The reason is my only experience racing cars were violent crashes in the Soapbox derbies.

Soapbox cars, at least in the day, were wood-framed concoctions, with baby carriage wheels and a rope to steer the thing down some Everest-grade road.

You could always tell which kids had engineers for fathers because their cars always looked like Cadillacs and had steering devices that worked.

For those of us whose dads worked for the railroad, the highest level of instruction tended to be something like which end of the hammer to hold.

On the good side, it was one of the rare times I could scream out obscenities and not be punished. It’s allowed when the hammer head hits the wrong nail.

This flood of memories comes to me because of the neighboring story about 8-year-old drag racing champion Kevin Deel.

He’s not the only local boy to make good on the quarter-mile.

Todd Cooper of Sutter won the NHRA Jr. Drag Racing five-state Division VII regional championship, and Kenny Buzdas of Yuba City has graduated from the junior ranks and still has the need for real speed.

What I recall most about Buzdas is that he became penpals with NHRA legend Kenny Bernstein.

I don’t know if the two still correspond, but it was pure fate that Bernstein chose the then 14-year-old Buzdas to help him fold up his car’s parachute. That was in 2003.

The closest I ever came to that kind of luck in the terrifying days of Soapbox races would have been something like meeting a person who thought Kenny Bernstein was an orchestra conductor.

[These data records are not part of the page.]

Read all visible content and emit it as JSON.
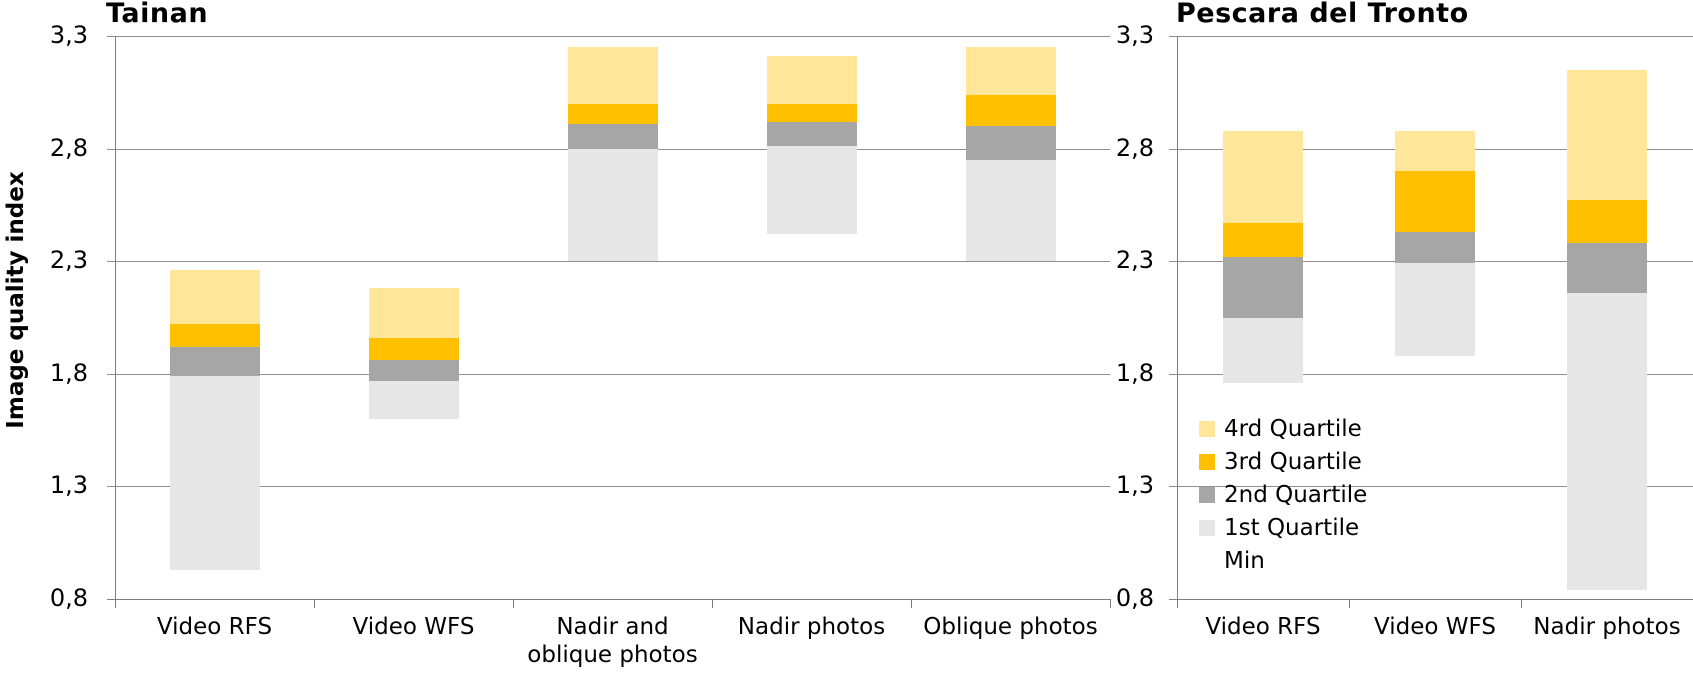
{
  "page": {
    "background": "#ffffff"
  },
  "colors": {
    "quartile4": "#FFE699",
    "quartile3": "#FFC000",
    "quartile2": "#A6A6A6",
    "quartile1": "#E7E6E6",
    "min": "#FFFFFF",
    "gridline": "#8F8F8F",
    "axis": "#7F7F7F",
    "text": "#000000"
  },
  "y_axis": {
    "title": "Image quality index",
    "min": 0.8,
    "max": 3.3,
    "step": 0.5,
    "tick_labels": [
      "0,8",
      "1,3",
      "1,8",
      "2,3",
      "2,8",
      "3,3"
    ]
  },
  "legend": {
    "position": "inside-right-chart",
    "items": [
      {
        "label": "4rd Quartile",
        "color": "#FFE699",
        "swatch_visible": true
      },
      {
        "label": "3rd Quartile",
        "color": "#FFC000",
        "swatch_visible": true
      },
      {
        "label": "2nd Quartile",
        "color": "#A6A6A6",
        "swatch_visible": true
      },
      {
        "label": "1st Quartile",
        "color": "#E7E6E6",
        "swatch_visible": true
      },
      {
        "label": "Min",
        "color": "",
        "swatch_visible": false
      }
    ]
  },
  "chart_data": [
    {
      "type": "bar",
      "subtype": "floating-stacked-quartiles",
      "title": "Tainan",
      "ylabel": "Image quality index",
      "xlabel": "",
      "ylim": [
        0.8,
        3.3
      ],
      "yticks": [
        0.8,
        1.3,
        1.8,
        2.3,
        2.8,
        3.3
      ],
      "ytick_labels": [
        "0,8",
        "1,3",
        "1,8",
        "2,3",
        "2,8",
        "3,3"
      ],
      "grid": true,
      "categories": [
        "Video RFS",
        "Video WFS",
        "Nadir and oblique photos",
        "Nadir photos",
        "Oblique photos"
      ],
      "category_label_lines": [
        [
          "Video RFS"
        ],
        [
          "Video WFS"
        ],
        [
          "Nadir and",
          "oblique photos"
        ],
        [
          "Nadir photos"
        ],
        [
          "Oblique photos"
        ]
      ],
      "series": [
        {
          "name": "Min",
          "values": [
            0.93,
            1.6,
            2.3,
            2.42,
            2.3
          ]
        },
        {
          "name": "1st Quartile",
          "values": [
            1.79,
            1.77,
            2.8,
            2.81,
            2.75
          ]
        },
        {
          "name": "2nd Quartile",
          "values": [
            1.92,
            1.86,
            2.91,
            2.92,
            2.9
          ]
        },
        {
          "name": "3rd Quartile",
          "values": [
            2.02,
            1.96,
            3.0,
            3.0,
            3.04
          ]
        },
        {
          "name": "4rd Quartile",
          "values": [
            2.26,
            2.18,
            3.25,
            3.21,
            3.25
          ]
        }
      ]
    },
    {
      "type": "bar",
      "subtype": "floating-stacked-quartiles",
      "title": "Pescara del Tronto",
      "ylabel": "",
      "xlabel": "",
      "ylim": [
        0.8,
        3.3
      ],
      "yticks": [
        0.8,
        1.3,
        1.8,
        2.3,
        2.8,
        3.3
      ],
      "ytick_labels": [
        "0,8",
        "1,3",
        "1,8",
        "2,3",
        "2,8",
        "3,3"
      ],
      "grid": true,
      "categories": [
        "Video RFS",
        "Video WFS",
        "Nadir photos"
      ],
      "category_label_lines": [
        [
          "Video RFS"
        ],
        [
          "Video WFS"
        ],
        [
          "Nadir photos"
        ]
      ],
      "series": [
        {
          "name": "Min",
          "values": [
            1.76,
            1.88,
            0.84
          ]
        },
        {
          "name": "1st Quartile",
          "values": [
            2.05,
            2.29,
            2.16
          ]
        },
        {
          "name": "2nd Quartile",
          "values": [
            2.32,
            2.43,
            2.38
          ]
        },
        {
          "name": "3rd Quartile",
          "values": [
            2.47,
            2.7,
            2.57
          ]
        },
        {
          "name": "4rd Quartile",
          "values": [
            2.88,
            2.88,
            3.15
          ]
        }
      ]
    }
  ]
}
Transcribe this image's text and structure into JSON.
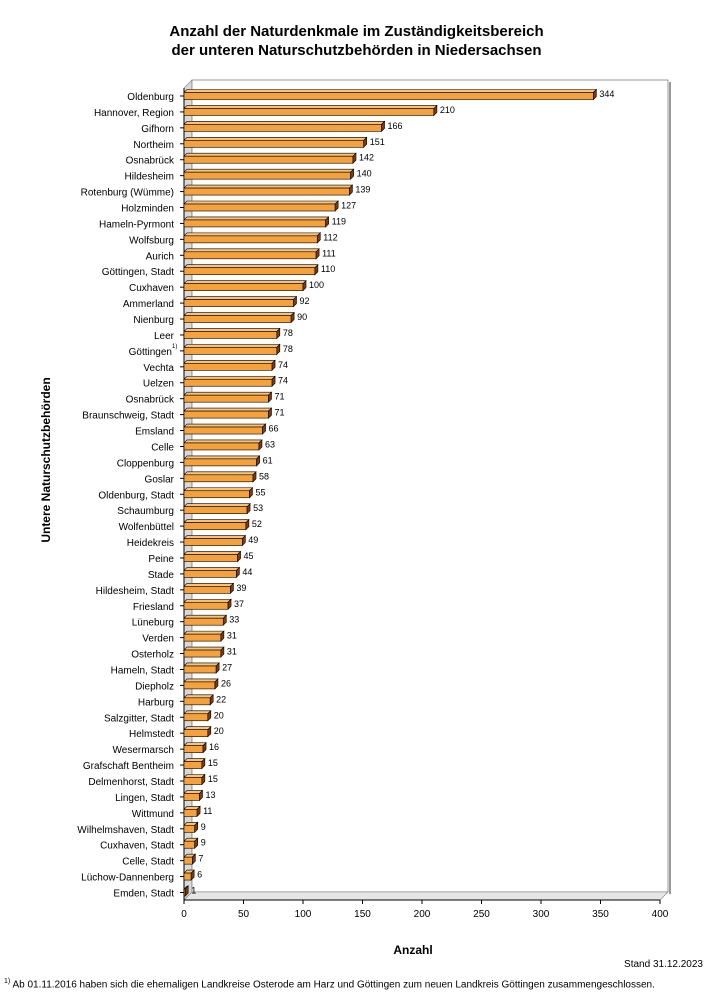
{
  "chart_data": {
    "type": "bar",
    "orientation": "horizontal",
    "title_line1": "Anzahl der Naturdenkmale im Zuständigkeitsbereich",
    "title_line2": "der unteren Naturschutzbehörden in Niedersachsen",
    "xlabel": "Anzahl",
    "ylabel": "Untere Naturschutzbehörden",
    "xlim": [
      0,
      400
    ],
    "xticks": [
      0,
      50,
      100,
      150,
      200,
      250,
      300,
      350,
      400
    ],
    "grid": false,
    "bar_color": "#F5A13C",
    "bar_edge_color": "#000000",
    "categories": [
      "Oldenburg",
      "Hannover, Region",
      "Gifhorn",
      "Northeim",
      "Osnabrück",
      "Hildesheim",
      "Rotenburg (Wümme)",
      "Holzminden",
      "Hameln-Pyrmont",
      "Wolfsburg",
      "Aurich",
      "Göttingen, Stadt",
      "Cuxhaven",
      "Ammerland",
      "Nienburg",
      "Leer",
      "Göttingen",
      "Vechta",
      "Uelzen",
      "Osnabrück",
      "Braunschweig, Stadt",
      "Emsland",
      "Celle",
      "Cloppenburg",
      "Goslar",
      "Oldenburg, Stadt",
      "Schaumburg",
      "Wolfenbüttel",
      "Heidekreis",
      "Peine",
      "Stade",
      "Hildesheim, Stadt",
      "Friesland",
      "Lüneburg",
      "Verden",
      "Osterholz",
      "Hameln, Stadt",
      "Diepholz",
      "Harburg",
      "Salzgitter, Stadt",
      "Helmstedt",
      "Wesermarsch",
      "Grafschaft Bentheim",
      "Delmenhorst, Stadt",
      "Lingen, Stadt",
      "Wittmund",
      "Wilhelmshaven, Stadt",
      "Cuxhaven, Stadt",
      "Celle, Stadt",
      "Lüchow-Dannenberg",
      "Emden, Stadt"
    ],
    "values": [
      344,
      210,
      166,
      151,
      142,
      140,
      139,
      127,
      119,
      112,
      111,
      110,
      100,
      92,
      90,
      78,
      78,
      74,
      74,
      71,
      71,
      66,
      63,
      61,
      58,
      55,
      53,
      52,
      49,
      45,
      44,
      39,
      37,
      33,
      31,
      31,
      27,
      26,
      22,
      20,
      20,
      16,
      15,
      15,
      13,
      11,
      9,
      9,
      7,
      6,
      1
    ],
    "category_superscripts": {
      "16": "1)"
    }
  },
  "stand": "Stand 31.12.2023",
  "footnote_mark": "1)",
  "footnote": " Ab 01.11.2016 haben sich die ehemaligen Landkreise Osterode am Harz und Göttingen zum neuen Landkreis Göttingen zusammengeschlossen."
}
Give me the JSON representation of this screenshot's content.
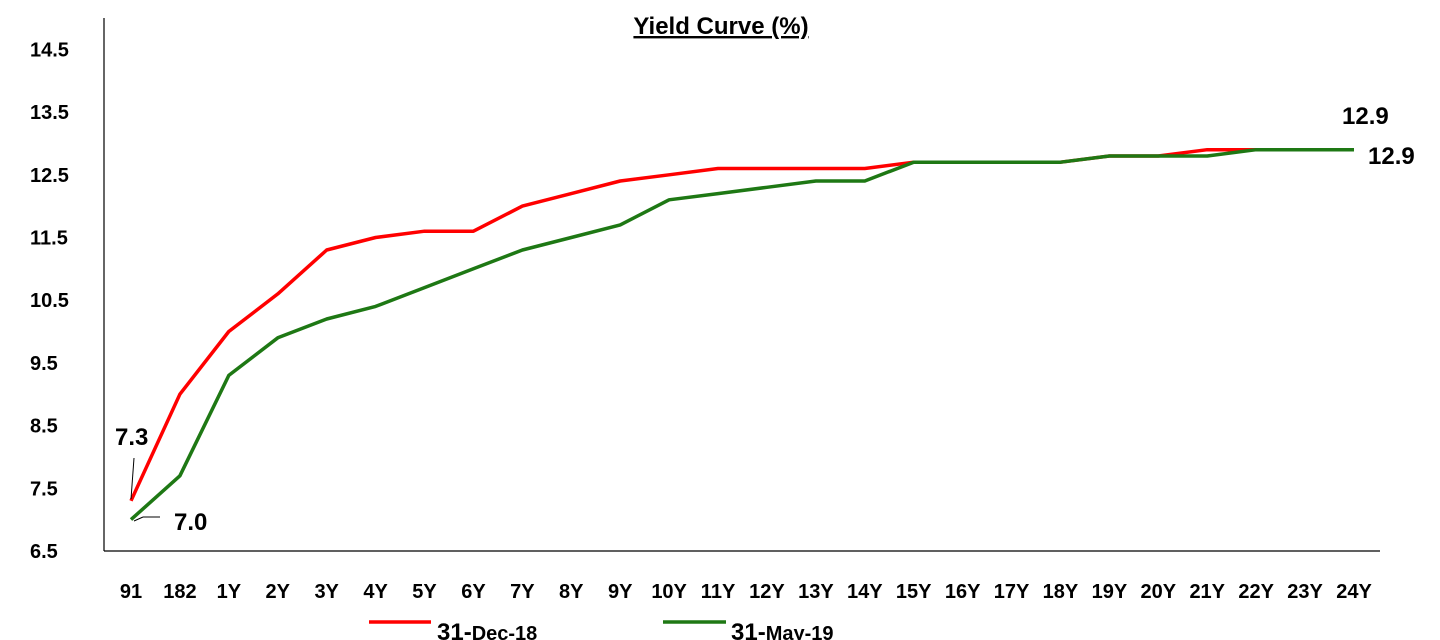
{
  "chart_data": {
    "type": "line",
    "title": "Yield Curve (%)",
    "categories": [
      "91",
      "182",
      "1Y",
      "2Y",
      "3Y",
      "4Y",
      "5Y",
      "6Y",
      "7Y",
      "8Y",
      "9Y",
      "10Y",
      "11Y",
      "12Y",
      "13Y",
      "14Y",
      "15Y",
      "16Y",
      "17Y",
      "18Y",
      "19Y",
      "20Y",
      "21Y",
      "22Y",
      "23Y",
      "24Y"
    ],
    "yticks": [
      "14.5",
      "13.5",
      "12.5",
      "11.5",
      "10.5",
      "9.5",
      "8.5",
      "7.5",
      "6.5"
    ],
    "ylim": [
      6.5,
      15.0
    ],
    "series": [
      {
        "name": "31-Dec-18",
        "legend_main": "31-",
        "legend_small": "Dec-18",
        "color": "#ff0000",
        "values": [
          7.3,
          9.0,
          10.0,
          10.6,
          11.3,
          11.5,
          11.6,
          11.6,
          12.0,
          12.2,
          12.4,
          12.5,
          12.6,
          12.6,
          12.6,
          12.6,
          12.7,
          12.7,
          12.7,
          12.7,
          12.8,
          12.8,
          12.9,
          12.9,
          12.9,
          12.9
        ]
      },
      {
        "name": "31-May-19",
        "legend_main": "31-",
        "legend_small": "May-19",
        "color": "#1e7814",
        "values": [
          7.0,
          7.7,
          9.3,
          9.9,
          10.2,
          10.4,
          10.7,
          11.0,
          11.3,
          11.5,
          11.7,
          12.1,
          12.2,
          12.3,
          12.4,
          12.4,
          12.7,
          12.7,
          12.7,
          12.7,
          12.8,
          12.8,
          12.8,
          12.9,
          12.9,
          12.9
        ]
      }
    ],
    "data_labels": {
      "dec_first": "7.3",
      "may_first": "7.0",
      "dec_last": "12.9",
      "may_last": "12.9"
    },
    "grid": false,
    "legend_position": "bottom"
  }
}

The worst experience I had in the Soapbox Derby actually took place in a car I had nothing to do with when it came to its construction. But it had a steering wheel, which I figured beat the old rope.

Anyway, the actual owner got cold feet, and a somewhat embarrassed, but I’m sure sympathetic father asked if I would drive in the place of his former son.

So I pulled my baseball cap down tight on my head - that’s right a baseball cap - and got ready to go down this backwoods road that made Highway 1 look like one of those strips Deel runs on.

My opponent had a car that looked like it had been wind-tunnel tested.

I won’t got into all the horrible details. Suffice it to say, about halfway down the road I was still holding the steering wheel, but was looking for some rope.

Fortunately, there were several large trees that slowed my descent down the ravine next to the road.